Up to last week, most of the complaining had been done by labor. Its statisticians do not like the comparative production, employment and payroll figures for the first half of 1940. Production, as measured by the Federal Reserve Board index, was back up to 96% of the flush first half of 1937; but employment had recovered to only 92% of the first half of 1937, and payrolls (reflecting skilled trades' overtime more than higher wages) to only 93%. One answer to this is the greater security labor now enjoys on the down side, as shown in the catastrophic first half of 1938, when production fell 33%, while employment fell only 19% and payrolls 28%.

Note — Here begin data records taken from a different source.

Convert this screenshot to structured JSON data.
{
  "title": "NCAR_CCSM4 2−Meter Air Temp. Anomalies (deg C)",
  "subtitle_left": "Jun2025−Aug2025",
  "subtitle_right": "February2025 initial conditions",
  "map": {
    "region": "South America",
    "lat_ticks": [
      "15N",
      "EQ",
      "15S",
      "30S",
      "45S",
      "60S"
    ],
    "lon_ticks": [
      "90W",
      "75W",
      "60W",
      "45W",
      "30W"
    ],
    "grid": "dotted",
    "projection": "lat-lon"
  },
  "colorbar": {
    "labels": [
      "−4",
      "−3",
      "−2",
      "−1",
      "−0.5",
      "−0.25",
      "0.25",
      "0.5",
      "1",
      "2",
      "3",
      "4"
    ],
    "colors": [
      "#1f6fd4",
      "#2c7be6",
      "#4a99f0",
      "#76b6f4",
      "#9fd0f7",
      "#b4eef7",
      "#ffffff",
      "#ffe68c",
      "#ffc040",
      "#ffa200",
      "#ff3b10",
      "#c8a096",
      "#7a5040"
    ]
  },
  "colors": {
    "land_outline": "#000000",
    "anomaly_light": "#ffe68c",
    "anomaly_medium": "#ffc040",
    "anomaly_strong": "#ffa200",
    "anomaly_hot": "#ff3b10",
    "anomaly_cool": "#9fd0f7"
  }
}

Yet last week's labor market was dominated less by statistics than by one cold fact--the growing shortage of skilled labor. The National Industrial Conference Board reported that 13 of the 25 industries it surveys monthly are now forced to pay overtime wages because they haven't enough workers to go around 40 hours a week. (Latest industries to start operating over 40 hours a week: electrical manufacturing, lumber & millwork, paper & pulp.) Last week too the U. S. Civil Service Commission was scouting for 600 skilled workers for the Frankford (Philadelphia) arsenal. In Ohio, 4,500 production workers will be needed for a new shell-loading plant near Cleveland; at Cincinnati, Wright Aeronautical's new engine plant will shortly be looking for anywhere from 6,000 to 12,000 skilled machinists, other specialty metal tradesmen. This week Federal Security Administrator Paul V. McNutt reported that employers are waiving usual labor requirements, taking what they can get. He noted that one engineering company had hired an 89-year-old man from a State employment agency, that even the supply of migratory farm labor is shorter than usual.

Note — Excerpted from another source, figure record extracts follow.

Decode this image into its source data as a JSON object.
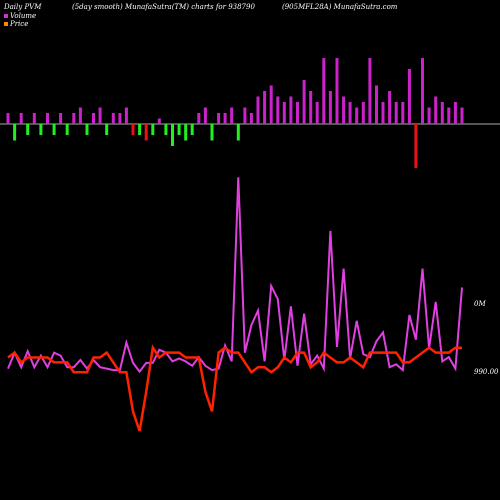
{
  "header": {
    "left": "Daily PVM",
    "middle": "(5day smooth) MunafaSutra(TM) charts for 938790",
    "right": "(905MFL28A) MunafaSutra.com"
  },
  "legend": [
    {
      "label": "Volume",
      "color": "#cc33cc"
    },
    {
      "label": "Price",
      "color": "#ff8800"
    }
  ],
  "labels": {
    "high": "0M",
    "price": "990.00"
  },
  "colors": {
    "background": "#000000",
    "pvm_line": "#e040e0",
    "price_line": "#ff2200",
    "up": "#cc22cc",
    "down_green": "#22ee22",
    "down_red": "#ee1111",
    "baseline": "#aaaaaa"
  },
  "chart_data": {
    "type": "bar",
    "series": [
      {
        "name": "Volume",
        "values": [
          2,
          3,
          2,
          2,
          2,
          2,
          2,
          2,
          2,
          2,
          2,
          3,
          2,
          2,
          3,
          2,
          2,
          2,
          3,
          2,
          2,
          3,
          2,
          1,
          2,
          4,
          2,
          3,
          2,
          2,
          3,
          3,
          2,
          2,
          3,
          3,
          3,
          2,
          5,
          6,
          7,
          5,
          4,
          5,
          4,
          8,
          6,
          4,
          12,
          6,
          12,
          5,
          4,
          3,
          4,
          12,
          7,
          4,
          6,
          4,
          4,
          10,
          8,
          12,
          3,
          5,
          4,
          3,
          4,
          3
        ],
        "colors": [
          "m",
          "g",
          "m",
          "g",
          "m",
          "g",
          "m",
          "g",
          "m",
          "g",
          "m",
          "m",
          "g",
          "m",
          "m",
          "g",
          "m",
          "m",
          "m",
          "r",
          "g",
          "r",
          "g",
          "m",
          "g",
          "g",
          "g",
          "g",
          "g",
          "m",
          "m",
          "g",
          "m",
          "m",
          "m",
          "g",
          "m",
          "m",
          "m",
          "m",
          "m",
          "m",
          "m",
          "m",
          "m",
          "m",
          "m",
          "m",
          "m",
          "m",
          "m",
          "m",
          "m",
          "m",
          "m",
          "m",
          "m",
          "m",
          "m",
          "m",
          "m",
          "m",
          "r",
          "m",
          "m",
          "m",
          "m",
          "m",
          "m",
          "m"
        ]
      },
      {
        "name": "PVM",
        "values": [
          3,
          14,
          4,
          15,
          4,
          12,
          4,
          14,
          12,
          4,
          4,
          9,
          3,
          9,
          4,
          3,
          2,
          2,
          21,
          7,
          1,
          7,
          7,
          16,
          14,
          8,
          10,
          8,
          5,
          11,
          5,
          2,
          3,
          19,
          8,
          135,
          14,
          33,
          43,
          8,
          60,
          51,
          9,
          46,
          5,
          41,
          6,
          12,
          3,
          98,
          18,
          72,
          10,
          36,
          13,
          11,
          22,
          28,
          4,
          6,
          2,
          40,
          23,
          72,
          17,
          49,
          8,
          11,
          3,
          59
        ]
      },
      {
        "name": "Price",
        "values": [
          5,
          6,
          4,
          5,
          5,
          5,
          5,
          4,
          4,
          4,
          2,
          2,
          2,
          5,
          5,
          6,
          4,
          2,
          2,
          -6,
          -10,
          -2,
          7,
          5,
          6,
          6,
          6,
          5,
          5,
          5,
          -2,
          -6,
          6,
          7,
          6,
          6,
          4,
          2,
          3,
          3,
          2,
          3,
          5,
          4,
          6,
          6,
          3,
          4,
          6,
          5,
          4,
          4,
          5,
          4,
          3,
          6,
          6,
          6,
          6,
          6,
          4,
          4,
          5,
          6,
          7,
          6,
          6,
          6,
          7,
          7
        ]
      }
    ],
    "ylabel": "",
    "xlabel": ""
  }
}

Two men who should know summed up the skilled-labor problem last week. One was Alfred P. Sloan Jr., head of General Motors Corp. He flatly declared that U. S. industry should return to the six-day week as soon as "the slack of unemployment has been taken up." Said Mr. Sloan: "America today is working a shorter number of hours per week than any other nation--certainly any other involved in war or defense. Output can be increased 20% by working six days a week in place of five." Mr. Sloan also warned that the greatest source of inflationary danger is in the increase in the wage rate.

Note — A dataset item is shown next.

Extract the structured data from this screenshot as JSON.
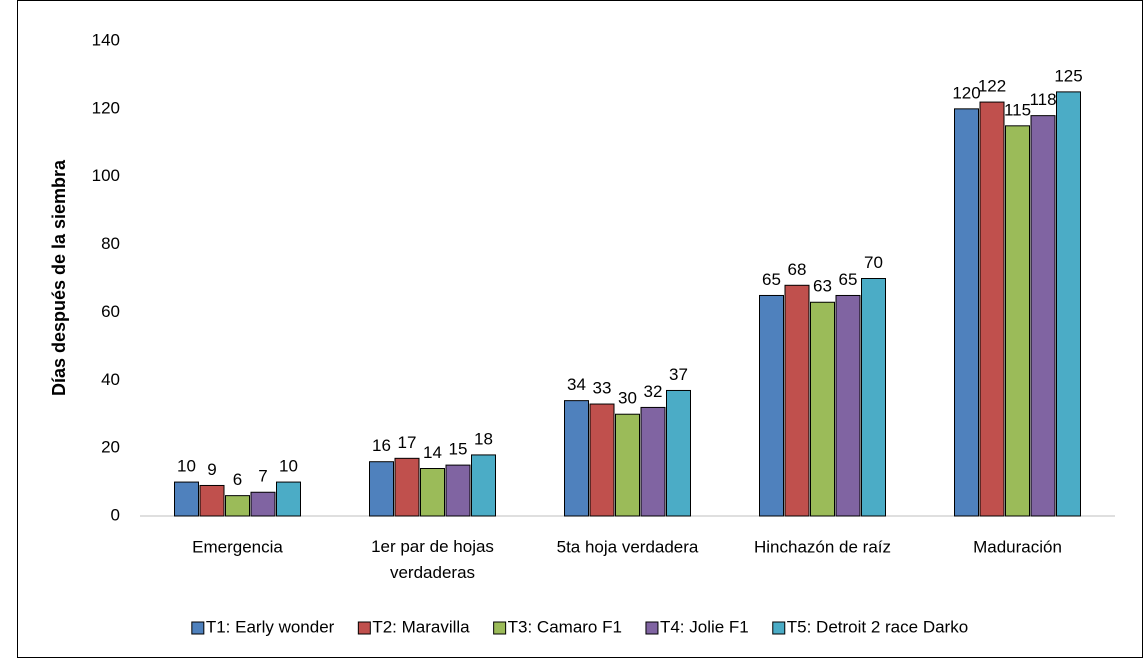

The other was William F. Patterson, chief of the apprentice division of the U. S. Department of Labor, who warned that 25 to 33% of the production workers used in defense will have to be highly skilled, called for the present number of apprentices in training to be upped from 100,000 to 500,000. Most economists (except the die-hard C. I.O.) agreed that by mid-1941 all who could readily be employed in factories would be working--and that anyone not employed by the end of 1941 probably never would be.